When I discovered Lisa’s pick for me, I thought, “Children lit? Piece of cake!” (Or in this case “Slice of pudding!”) How wrong I was. Firstly, I forgot (again) that Australia is far away and that there are many things about the environment that I don’t know about. So I ended up reading on the kindle and with a tablet in front of me set on Google image where I’d look for pictures of wombats, barnacles, bandicoots, bunyips, kookaburra, flying-foxes, possums and wart-hogs. Secondly, I forgot that Australian English is like Canadian French: same language but lots of different words. The definitions of words in the kindle dictionary would often start with “Early 17th century”, which brought the comparison with Canadian French. (Nincompoop, galore). And of course, there’s slang. Fortunately, Lisa came to my rescue and sent me a link to a website for Australian slang. In addition, there are Hergé-esque insults like ‘Of all the swivel-eyed, up-jumped, cross-grained, sons of a cock-eyed tinker,’ which are probably very funny with their Captain Haddock style but were lost on me. Plus, there are distorted words like in this sentence
‘You ain’t poisoned, Albert,’ said Bill. ‘That was only a mere ruse de guerre, as they say in the noosepapers.’
I could guess this one but I still wonder how many of them I missed. The text is also full of songs and has a folk-song musical style like here:
Out sprang Bill and Sam and set about the puddin’-thieves like a pair of windmills, giving them such a clip-clap clouting and a flip-flap flouting, that what with being punched and pounded, and clipped and clapped, they had only enough breath left to give two shrieks of despair while scrambling back into Watkin Wombat’s Summer Residence, and banging the door behind them.
I read slowly, trying to hear the musicality in my head.
And last but not least, I forgot how much children literature can be rooted in the quotidian. The book keeps telling about this steak-and-kidney pudding with gravy and I don’t even know what it tastes like. Initially, I thought pudding was a dessert. The mention of steak-and-kidney in a dessert didn’t bother me, after all, English cuisine has the reputation to be weird and I knew about the ingredients of mincemeat. Then, they mentioned the gravy and everything I had imagined about this pudding crumbled.

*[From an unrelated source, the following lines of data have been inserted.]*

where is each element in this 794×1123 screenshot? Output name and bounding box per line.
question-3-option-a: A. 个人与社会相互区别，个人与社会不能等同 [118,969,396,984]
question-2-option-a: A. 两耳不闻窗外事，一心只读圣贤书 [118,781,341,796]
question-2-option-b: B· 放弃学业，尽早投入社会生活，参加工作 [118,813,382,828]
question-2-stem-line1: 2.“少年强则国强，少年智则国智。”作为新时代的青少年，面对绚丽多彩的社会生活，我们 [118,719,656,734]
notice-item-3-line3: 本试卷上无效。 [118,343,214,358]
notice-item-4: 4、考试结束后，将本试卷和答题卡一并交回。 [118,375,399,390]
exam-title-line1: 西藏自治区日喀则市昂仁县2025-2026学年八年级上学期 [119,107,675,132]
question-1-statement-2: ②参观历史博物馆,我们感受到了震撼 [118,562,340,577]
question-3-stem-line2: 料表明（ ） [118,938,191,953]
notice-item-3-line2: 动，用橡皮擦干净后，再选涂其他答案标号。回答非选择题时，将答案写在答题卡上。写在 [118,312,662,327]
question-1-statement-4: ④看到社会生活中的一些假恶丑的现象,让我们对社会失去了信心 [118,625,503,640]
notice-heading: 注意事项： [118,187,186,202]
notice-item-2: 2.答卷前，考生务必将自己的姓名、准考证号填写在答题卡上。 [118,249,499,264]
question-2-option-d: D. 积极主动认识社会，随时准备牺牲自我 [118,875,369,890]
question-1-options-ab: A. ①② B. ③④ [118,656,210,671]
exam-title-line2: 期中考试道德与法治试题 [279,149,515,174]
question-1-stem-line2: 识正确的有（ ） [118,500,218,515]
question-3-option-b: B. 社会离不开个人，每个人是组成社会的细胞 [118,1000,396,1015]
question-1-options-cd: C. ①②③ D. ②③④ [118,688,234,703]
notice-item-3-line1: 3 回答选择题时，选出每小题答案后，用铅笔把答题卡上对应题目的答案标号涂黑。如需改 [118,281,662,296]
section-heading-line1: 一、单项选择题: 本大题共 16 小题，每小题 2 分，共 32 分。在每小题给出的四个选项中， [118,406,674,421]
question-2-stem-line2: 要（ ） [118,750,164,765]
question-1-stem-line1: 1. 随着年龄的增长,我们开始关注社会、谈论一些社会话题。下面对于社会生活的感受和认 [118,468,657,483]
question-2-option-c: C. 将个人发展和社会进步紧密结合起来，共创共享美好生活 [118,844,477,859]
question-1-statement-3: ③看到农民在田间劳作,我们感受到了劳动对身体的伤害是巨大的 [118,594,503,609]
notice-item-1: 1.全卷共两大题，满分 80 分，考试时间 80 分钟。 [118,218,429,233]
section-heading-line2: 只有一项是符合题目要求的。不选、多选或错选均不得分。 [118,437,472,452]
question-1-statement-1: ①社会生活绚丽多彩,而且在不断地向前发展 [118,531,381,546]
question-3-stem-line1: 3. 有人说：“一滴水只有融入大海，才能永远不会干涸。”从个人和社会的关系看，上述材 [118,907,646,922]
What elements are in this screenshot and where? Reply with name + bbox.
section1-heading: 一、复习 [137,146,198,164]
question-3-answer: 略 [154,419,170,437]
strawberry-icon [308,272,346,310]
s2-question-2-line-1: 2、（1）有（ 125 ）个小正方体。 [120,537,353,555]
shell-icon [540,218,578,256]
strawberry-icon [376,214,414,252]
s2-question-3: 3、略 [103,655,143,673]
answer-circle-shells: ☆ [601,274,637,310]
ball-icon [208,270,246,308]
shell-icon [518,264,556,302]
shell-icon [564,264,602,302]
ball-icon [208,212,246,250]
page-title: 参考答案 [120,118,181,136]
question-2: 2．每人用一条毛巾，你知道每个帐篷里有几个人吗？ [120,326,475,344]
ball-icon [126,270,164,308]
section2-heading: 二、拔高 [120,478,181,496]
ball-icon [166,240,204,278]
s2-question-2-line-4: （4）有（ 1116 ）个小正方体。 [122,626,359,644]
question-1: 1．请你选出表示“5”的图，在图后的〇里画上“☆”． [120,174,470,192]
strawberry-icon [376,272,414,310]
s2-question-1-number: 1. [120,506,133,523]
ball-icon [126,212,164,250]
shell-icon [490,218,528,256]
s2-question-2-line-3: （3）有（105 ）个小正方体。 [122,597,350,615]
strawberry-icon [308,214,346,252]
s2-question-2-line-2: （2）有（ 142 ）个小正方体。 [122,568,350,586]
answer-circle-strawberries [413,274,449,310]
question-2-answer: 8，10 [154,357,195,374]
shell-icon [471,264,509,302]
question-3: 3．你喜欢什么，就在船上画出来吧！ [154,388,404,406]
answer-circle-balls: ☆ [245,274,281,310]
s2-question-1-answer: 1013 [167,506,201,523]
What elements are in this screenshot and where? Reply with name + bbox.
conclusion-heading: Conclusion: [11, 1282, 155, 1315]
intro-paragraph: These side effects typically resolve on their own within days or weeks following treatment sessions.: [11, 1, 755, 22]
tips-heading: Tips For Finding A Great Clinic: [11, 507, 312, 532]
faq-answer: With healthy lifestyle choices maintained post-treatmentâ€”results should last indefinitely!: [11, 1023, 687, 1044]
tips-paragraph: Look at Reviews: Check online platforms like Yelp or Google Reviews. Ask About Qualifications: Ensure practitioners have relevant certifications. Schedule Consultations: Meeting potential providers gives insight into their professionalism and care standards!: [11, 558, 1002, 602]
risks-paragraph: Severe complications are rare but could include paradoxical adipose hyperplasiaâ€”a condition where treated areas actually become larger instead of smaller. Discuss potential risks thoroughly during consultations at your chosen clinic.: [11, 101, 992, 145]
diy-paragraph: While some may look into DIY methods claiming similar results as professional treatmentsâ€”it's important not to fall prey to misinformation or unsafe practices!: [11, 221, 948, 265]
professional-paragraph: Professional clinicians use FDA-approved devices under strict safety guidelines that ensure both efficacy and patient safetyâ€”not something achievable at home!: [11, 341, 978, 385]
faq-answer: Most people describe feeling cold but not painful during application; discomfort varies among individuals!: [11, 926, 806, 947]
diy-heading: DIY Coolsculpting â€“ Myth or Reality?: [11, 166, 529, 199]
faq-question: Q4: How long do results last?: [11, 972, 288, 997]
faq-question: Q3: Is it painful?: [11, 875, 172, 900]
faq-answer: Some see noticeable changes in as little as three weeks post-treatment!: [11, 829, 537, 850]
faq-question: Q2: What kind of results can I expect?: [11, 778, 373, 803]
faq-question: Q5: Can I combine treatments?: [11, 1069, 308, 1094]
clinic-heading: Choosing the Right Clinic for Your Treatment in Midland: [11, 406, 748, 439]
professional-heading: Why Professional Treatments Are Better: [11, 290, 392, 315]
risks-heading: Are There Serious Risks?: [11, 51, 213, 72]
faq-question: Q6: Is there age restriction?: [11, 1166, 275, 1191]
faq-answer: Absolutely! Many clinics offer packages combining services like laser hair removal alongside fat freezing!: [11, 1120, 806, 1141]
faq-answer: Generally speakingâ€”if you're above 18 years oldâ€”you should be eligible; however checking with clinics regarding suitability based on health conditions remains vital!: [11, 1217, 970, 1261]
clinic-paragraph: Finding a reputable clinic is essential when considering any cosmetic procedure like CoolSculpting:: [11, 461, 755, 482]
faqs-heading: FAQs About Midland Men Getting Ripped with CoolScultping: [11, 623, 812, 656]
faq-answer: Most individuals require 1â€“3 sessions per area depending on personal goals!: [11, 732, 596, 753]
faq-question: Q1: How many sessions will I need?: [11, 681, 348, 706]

Reading The Magic Pudding was an unexpected challenge. It made me think again about how hard it is to know about another country without growing up there. Reading this children book reminded me of all the tiny cultural details that build a country and hold a society together. It was also confusing because I guessed that Norman Lindsay was sending messages to the adults through the apparently innocent adventures of the Pudding Owners against the Pudding Thieves. Bunyip Bluegum speaks like an English aristocrat and Sam and Bill came on a ship but speak like sailors –or English criminals deported to Australia? I wonder if they represent the ruling class and the first settlers in Australia. The Pudding Thieves are a wombat and a possum, typically Australian fauna. Do they represent the natives? I couldn’t help wondering about a metaphorical pudding. Wealth in the form of everlasting food is kept by the pudding owners while the others are condemned to try to steal their share…
Even if it’s been a challenging read, thanks Lisa for choosing this book and for answering my questions while I was reading. I feel a bit frustrated because I know that I didn’t understand everything but I’m glad I had the opportunity to read about this classic of Australian literature for children.